É inegável que cada uma dessas histórias tem enorme importância do ponto de vista individual. Em alguns casos, são verdadeiras revoluções na qualidade de vida e na perspectiva de futuro de famílias inteiras. Mas que não se perca de vista o potencial transformador, para o país, da soma de todas elas. A informalidade é incompatível com o crescimento econômico de qualidade. "Empresas informais são tipicamente pequenas e, por serem ilegais, não conseguem crédito de qualidade. A consequência disso é que investem menos em inovação e capacitação de pessoal e, assim, não conseguem crescer", afirma o economista Luis Antonio Catão, do Banco Interamericano de Desenvolvimento. Na verdade, as empresas informais roubam a energia de quem anda na linha. Por um lado, praticam uma concorrência desleal em relação ao lado mais dinâmico da economia. Por outro, aumentam o ônus de quem paga as contas em dia - em seu afã arrecadatório, o governo acaba sempre recorrendo às empresas formais.

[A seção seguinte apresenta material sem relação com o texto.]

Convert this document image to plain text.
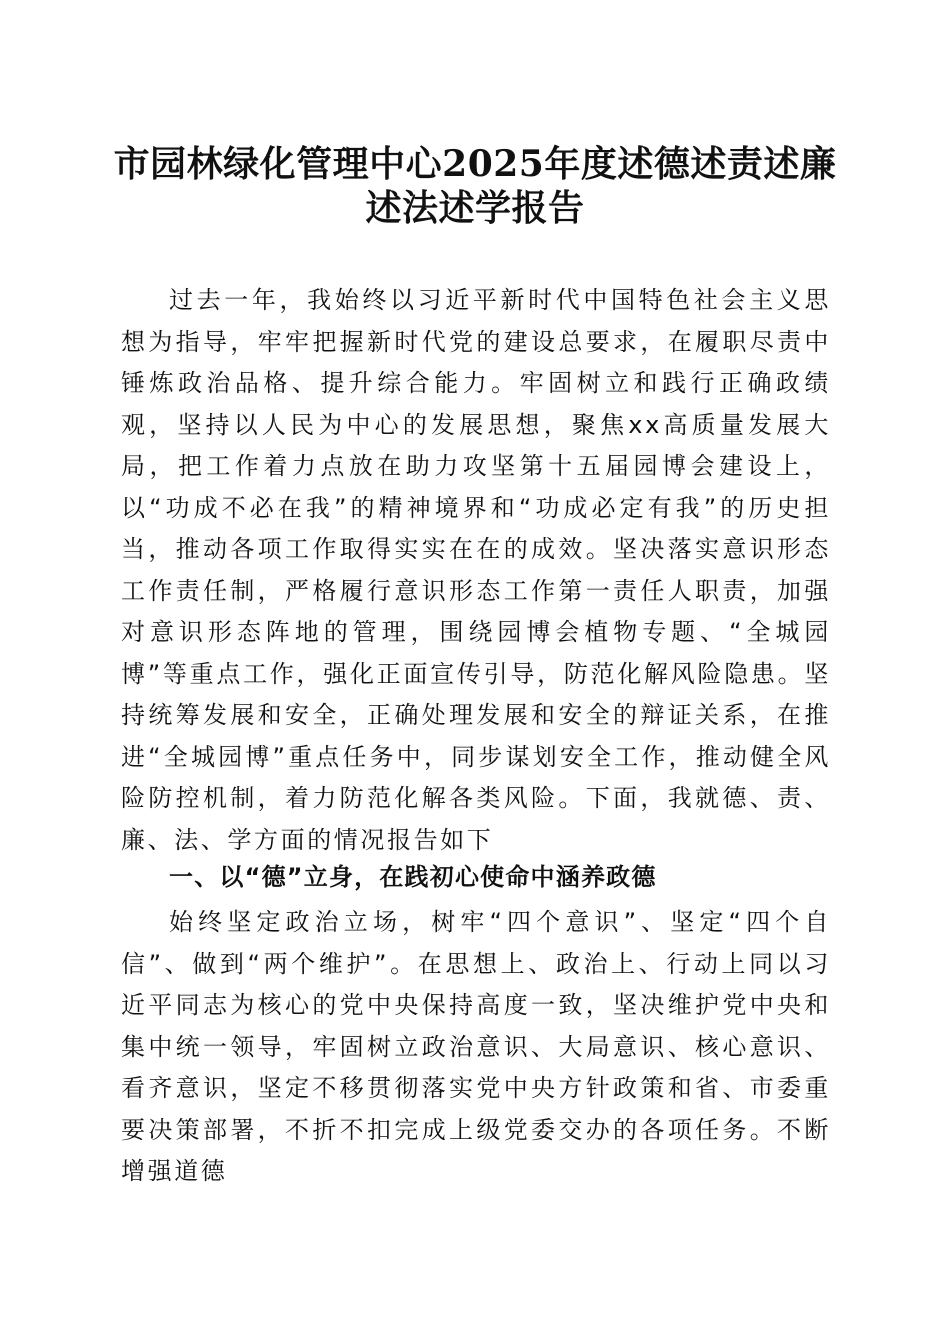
市园林绿化管理中心2025年度述德述责述廉
述法述学报告

过去一年，我始终以习近平新时代中国特色社会主义思想为指导，牢牢把握新时代党的建设总要求，在履职尽责中锤炼政治品格、提升综合能力。牢固树立和践行正确政绩观，坚持以人民为中心的发展思想，聚焦xx高质量发展大局，把工作着力点放在助力攻坚第十五届园博会建设上，以“功成不必在我”的精神境界和“功成必定有我”的历史担当，推动各项工作取得实实在在的成效。坚决落实意识形态工作责任制，严格履行意识形态工作第一责任人职责，加强对意识形态阵地的管理，围绕园博会植物专题、“全城园博”等重点工作，强化正面宣传引导，防范化解风险隐患。坚持统筹发展和安全，正确处理发展和安全的辩证关系，在推进“全城园博”重点任务中，同步谋划安全工作，推动健全风险防控机制，着力防范化解各类风险。下面，我就德、责、廉、法、学方面的情况报告如下

一、以“德”立身，在践初心使命中涵养政德

始终坚定政治立场，树牢“四个意识”、坚定“四个自信”、做到“两个维护”。在思想上、政治上、行动上同以习近平同志为核心的党中央保持高度一致，坚决维护党中央和集中统一领导，牢固树立政治意识、大局意识、核心意识、看齐意识，坚定不移贯彻落实党中央方针政策和省、市委重要决策部署，不折不扣完成上级党委交办的各项任务。不断增强道德
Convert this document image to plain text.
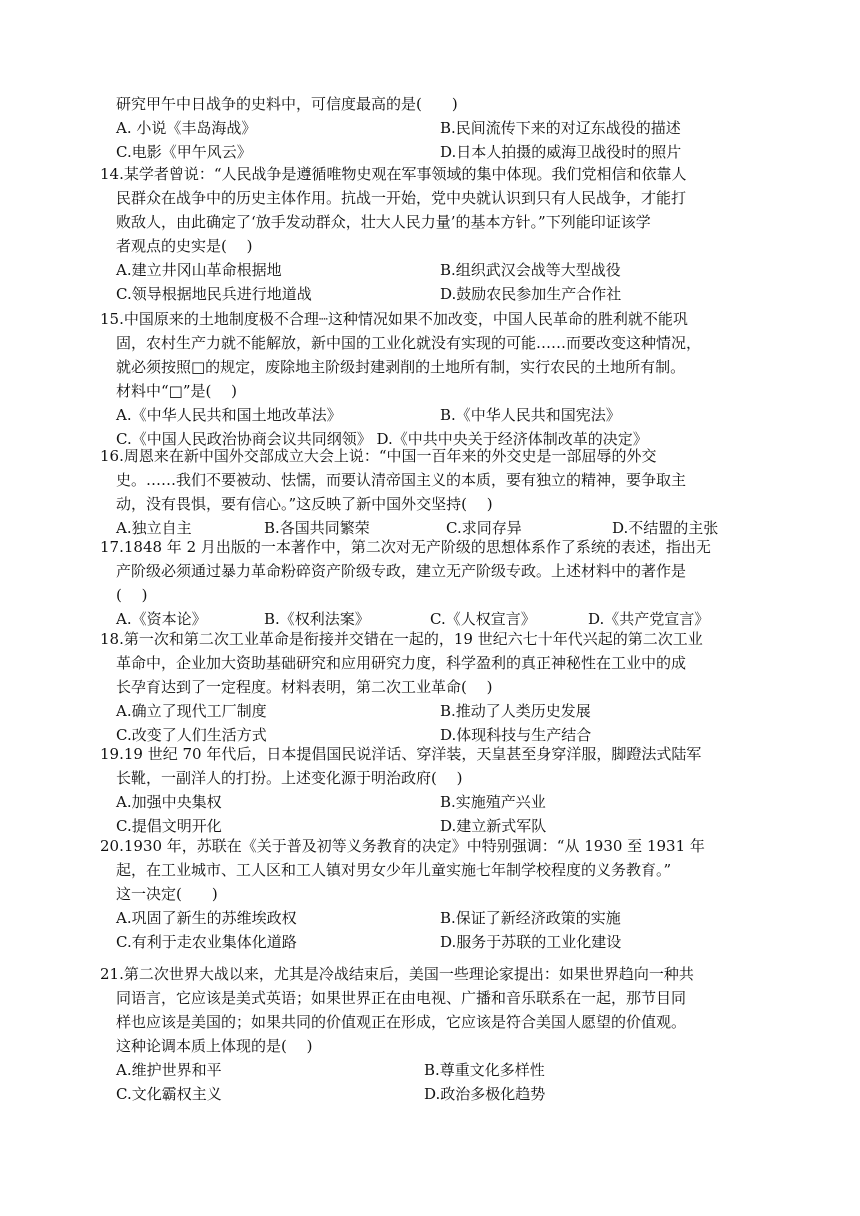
研究甲午中日战争的史料中，可信度最高的是(　　)
A. 小说《丰岛海战》	B.民间流传下来的对辽东战役的描述
C.电影《甲午风云》	D.日本人拍摄的威海卫战役时的照片
14.某学者曾说：“人民战争是遵循唯物史观在军事领域的集中体现。我们党相信和依靠人
民群众在战争中的历史主体作用。抗战一开始，党中央就认识到只有人民战争，才能打
败敌人，由此确定了‘放手发动群众，壮大人民力量’的基本方针。”下列能印证该学
者观点的史实是(　 )
A.建立井冈山革命根据地	B.组织武汉会战等大型战役
C.领导根据地民兵进行地道战	D.鼓励农民参加生产合作社
15.中国原来的土地制度极不合理┈这种情况如果不加改变，中国人民革命的胜利就不能巩
固，农村生产力就不能解放，新中国的工业化就没有实现的可能……而要改变这种情况，
就必须按照□的规定，废除地主阶级封建剥削的土地所有制，实行农民的土地所有制。
材料中“□”是(　 )
A.《中华人民共和国土地改革法》	B.《中华人民共和国宪法》
C.《中国人民政治协商会议共同纲领》 D.《中共中央关于经济体制改革的决定》
16.周恩来在新中国外交部成立大会上说：“中国一百年来的外交史是一部屈辱的外交
史。……我们不要被动、怯懦，而要认清帝国主义的本质，要有独立的精神，要争取主
动，没有畏惧，要有信心。”这反映了新中国外交坚持(　 )
A.独立自主	B.各国共同繁荣	C.求同存异	D.不结盟的主张
17.1848 年 2 月出版的一本著作中，第二次对无产阶级的思想体系作了系统的表述，指出无
产阶级必须通过暴力革命粉碎资产阶级专政，建立无产阶级专政。上述材料中的著作是
(　 )
A.《资本论》	B.《权利法案》	C.《人权宣言》	D.《共产党宣言》
18.第一次和第二次工业革命是衔接并交错在一起的，19 世纪六七十年代兴起的第二次工业
革命中，企业加大资助基础研究和应用研究力度，科学盈利的真正神秘性在工业中的成
长孕育达到了一定程度。材料表明，第二次工业革命(　 )
A.确立了现代工厂制度	B.推动了人类历史发展
C.改变了人们生活方式	D.体现科技与生产结合
19.19 世纪 70 年代后，日本提倡国民说洋话、穿洋装，天皇甚至身穿洋服，脚蹬法式陆军
长靴，一副洋人的打扮。上述变化源于明治政府(　 )
A.加强中央集权	B.实施殖产兴业
C.提倡文明开化	D.建立新式军队
20.1930 年，苏联在《关于普及初等义务教育的决定》中特别强调：“从 1930 至 1931 年
起，在工业城市、工人区和工人镇对男女少年儿童实施七年制学校程度的义务教育。”
这一决定(　　)
A.巩固了新生的苏维埃政权	B.保证了新经济政策的实施
C.有利于走农业集体化道路	D.服务于苏联的工业化建设
21.第二次世界大战以来，尤其是冷战结束后，美国一些理论家提出：如果世界趋向一种共
同语言，它应该是美式英语；如果世界正在由电视、广播和音乐联系在一起，那节目同
样也应该是美国的；如果共同的价值观正在形成，它应该是符合美国人愿望的价值观。
这种论调本质上体现的是(　 )
A.维护世界和平	B.尊重文化多样性
C.文化霸权主义	D.政治多极化趋势
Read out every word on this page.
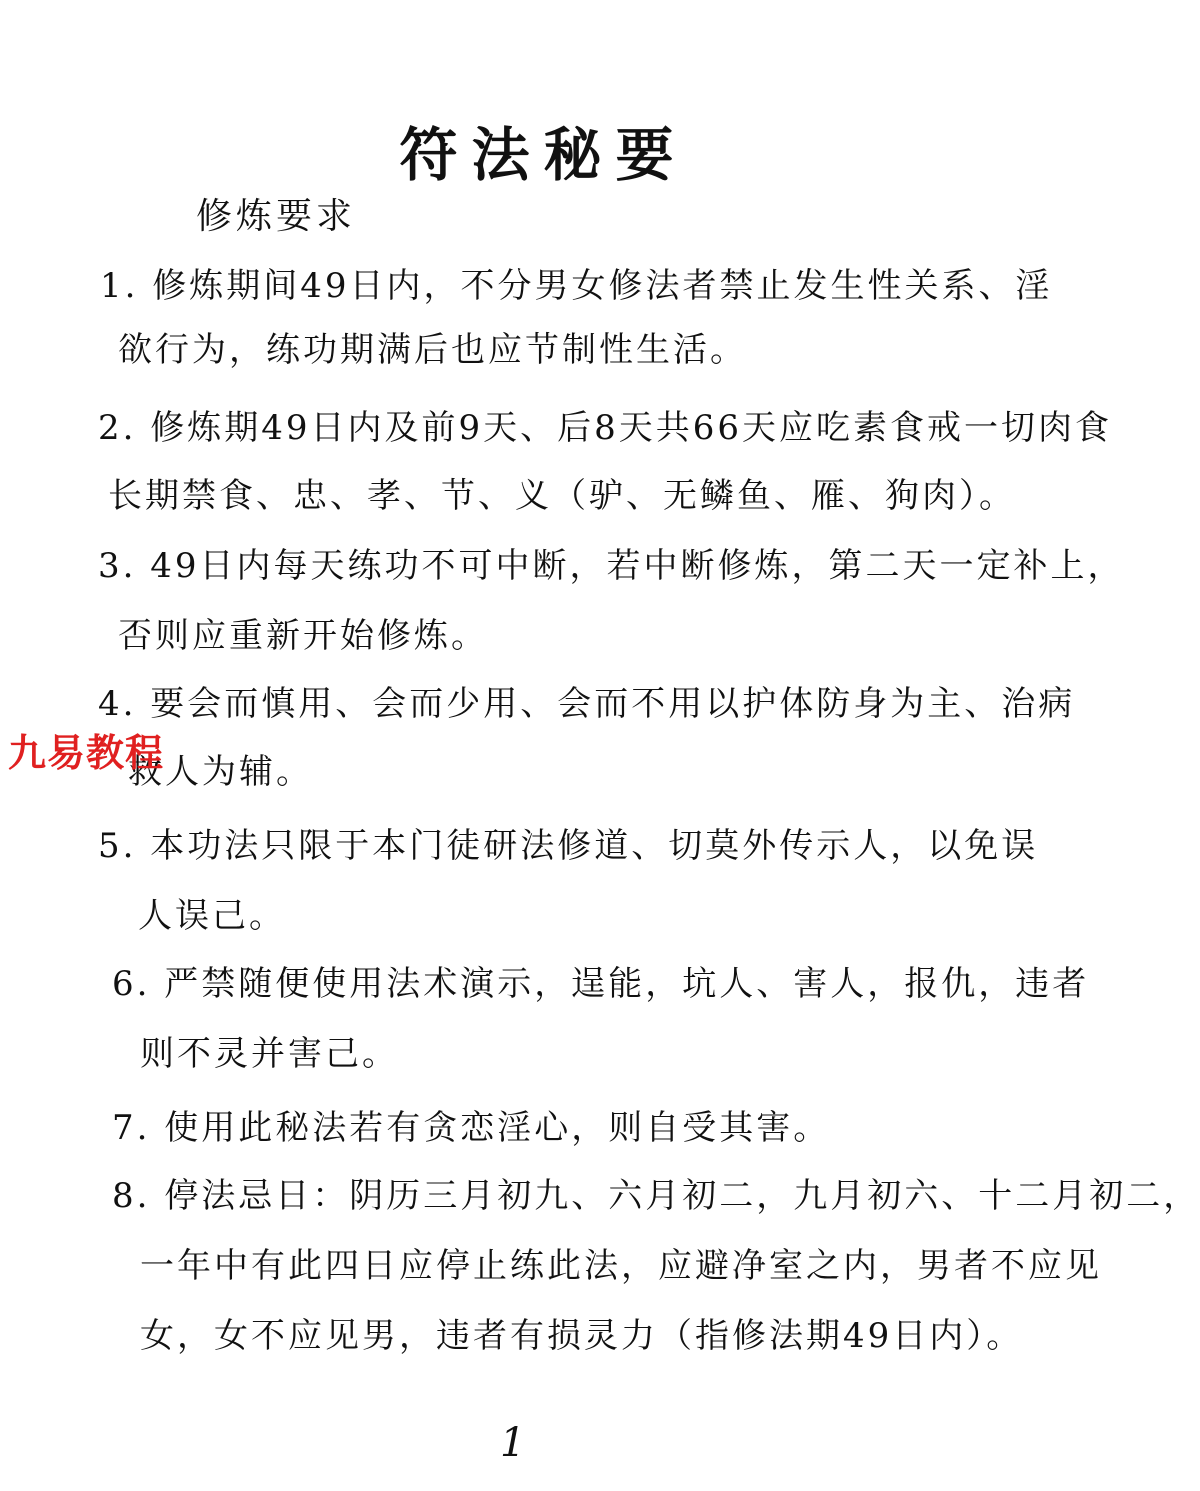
符法秘要
修炼要求
1. 修炼期间49日内，不分男女修法者禁止发生性关系、淫
欲行为，练功期满后也应节制性生活。
2. 修炼期49日内及前9天、后8天共66天应吃素食戒一切肉食
长期禁食、忠、孝、节、义（驴、无鳞鱼、雁、狗肉）。
3. 49日内每天练功不可中断，若中断修炼，第二天一定补上，
否则应重新开始修炼。
4. 要会而慎用、会而少用、会而不用以护体防身为主、治病
救人为辅。
5. 本功法只限于本门徒研法修道、切莫外传示人，以免误
人误己。
6. 严禁随便使用法术演示，逞能，坑人、害人，报仇，违者
则不灵并害己。
7. 使用此秘法若有贪恋淫心，则自受其害。
8. 停法忌日：阴历三月初九、六月初二，九月初六、十二月初二，
一年中有此四日应停止练此法，应避净室之内，男者不应见
女，女不应见男，违者有损灵力（指修法期49日内）。
1
九易教程
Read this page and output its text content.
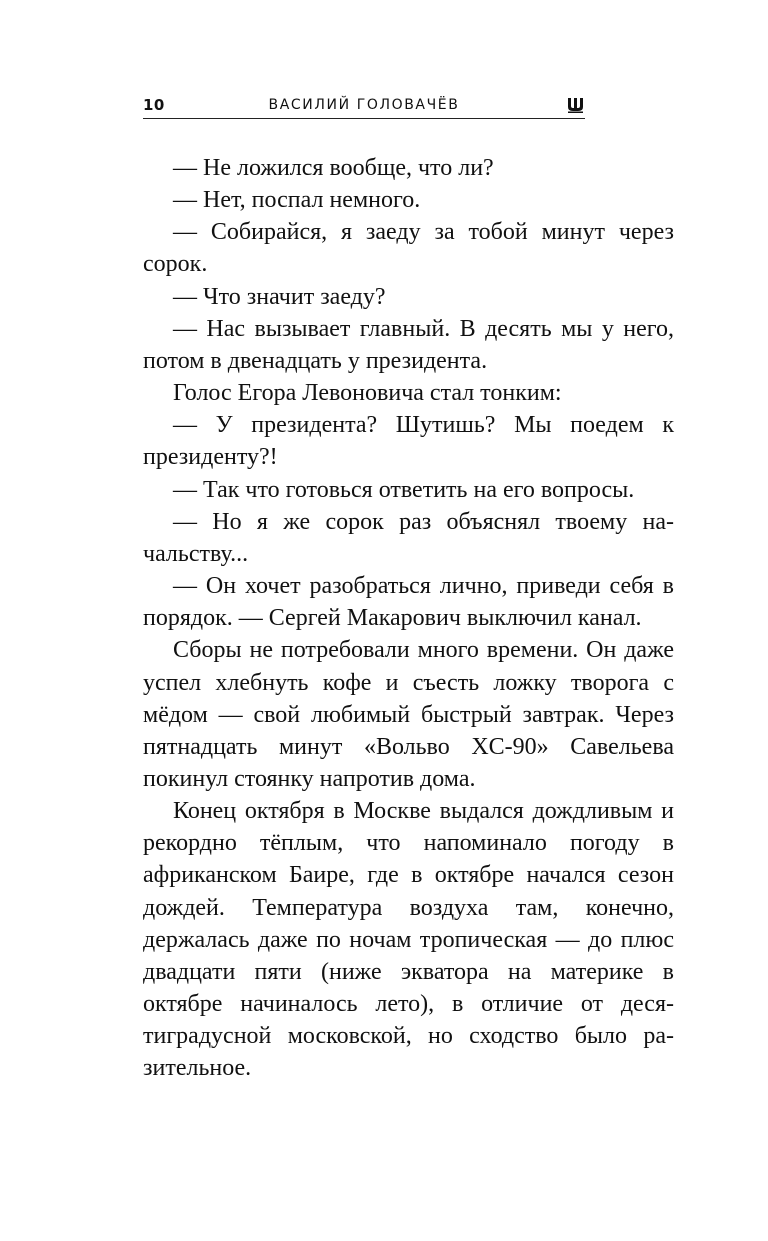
10	ВАСИЛИЙ ГОЛОВАЧЁВ

— Не ложился вообще, что ли?

— Нет, поспал немного.

— Собирайся, я заеду за тобой минут через сорок.

— Что значит заеду?

— Нас вызывает главный. В десять мы у него, потом в двенадцать у президента.

Голос Егора Левоновича стал тонким:

— У президента? Шутишь? Мы поедем к президенту?!

— Так что готовься ответить на его вопросы.

— Но я же сорок раз объяснял твоему начальству...

— Он хочет разобраться лично, приведи себя в порядок. — Сергей Макарович выключил канал.

Сборы не потребовали много времени. Он даже успел хлебнуть кофе и съесть ложку творога с мёдом — свой любимый быстрый завтрак. Через пятнадцать минут «Вольво XC-90» Савельева покинул стоянку напротив дома.

Конец октября в Москве выдался дождливым и рекордно тёплым, что напоминало погоду в африканском Баире, где в октябре начался сезон дождей. Температура воздуха там, конечно, держалась даже по ночам тропическая — до плюс двадцати пяти (ниже экватора на материке в октябре начиналось лето), в отличие от десятиградусной московской, но сходство было разительное.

Práticas ilegais também ferem um dos aspectos vitais para o desenvolvimento - a previsibilidade sobre o futuro. O empresário sem acesso a crédito de baixo custo não consegue investir ou treinar seu pessoal. Raciocínio semelhante aplicase aos trabalhadores sem carteira, que têm muito menos segurança para assumir dívidas e consumir. Do ponto de vista econômico, a previsibilidade pode ser traduzida como confiança na renda futura e no crédito regular. Esse ativo, apesar de intangível, ajuda a determinar o ritmo de crescimento das economias. Por isso, o tempo de um ataque à informalidade é agora. "Estamos diante de uma oportunidade de ouro, que o próximo presidente não deveria desperdiçar em hipótese alguma", diz Appy, da BM&F Bovespa.